The CEO was only on board for a little more than a year, but a lot happened in that time. Now, as he leaves, the company is taking on a major cloud computing partnership.
Ed Daihl, Accela’s CEO, is stepping down from his role after about a year for personal reasons.
But he still has a stake in the company. Literally — he’s an investor. He’ll be sticking around as an adviser as Mark Jung, the company board’s executive director, takes on leadership. The company is searching for a new permanent CEO and has already begun interviews.
The partnership is with Microsoft. In the infrastructure-platform-software structure that defines cloud technology, Microsoft Azure will be the cloud on which the Accela platform sits, and the applications that spring from that platform will both come from Accela and third-party developers via APIs.
Accela still has its own data centers, and customers can still choose them. But going forward — and most of the company’s new customers have been cloud deployments, Daihl notes — Azure will be the main infrastructure supporting Accela.
“That partnership begins, really, in earnest today, the beginning of the fiscal year,” Jung said. “That partnership really has no end [date].”
Daihl’s tenure as CEO was, if short, action-packed. The company was sold to the private equity firm Berkshire Partners in a massive deal. It launched a Center of Expertise to help customers with challenging regulatory problems. It started edging into the applications space with commercial-off-the-shelf solutions meant to help government tackle marijuana, short-term rentals, planning and building.

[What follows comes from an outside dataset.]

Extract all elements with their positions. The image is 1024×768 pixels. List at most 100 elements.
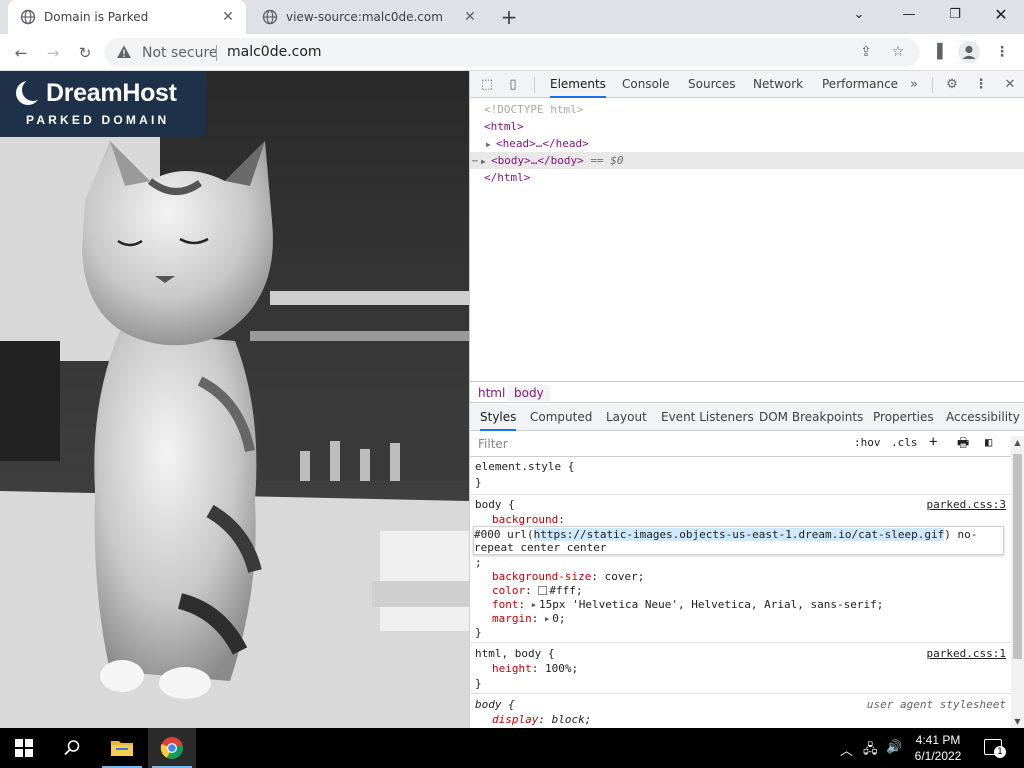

“We’ve actually started coming out with products, which is new to us, rather than [just] having this framework,” Daihl said.
It also started a more aggressive international expansion, with new customer support operations in Dublin, Ireland, and Amman, Jordan, and a growing staff in Salt Lake City. As it pursues more government clients overseas, Jung said those centers, as well as the partnership with the global giant that is Microsoft, will help.
“We need to be set up to have development, cloud operations and customer support worldwide so we can follow the sun,” he said.
Internally, Daihl rolled out a five-year strategy for the company — called the seven pillars — that remains in place. They were aimed at benchmarking Accela as a cloud company against other cloud companies in various areas and then improving on those benchmarks.
“The best is yet ahead of Accela,” Daihl said.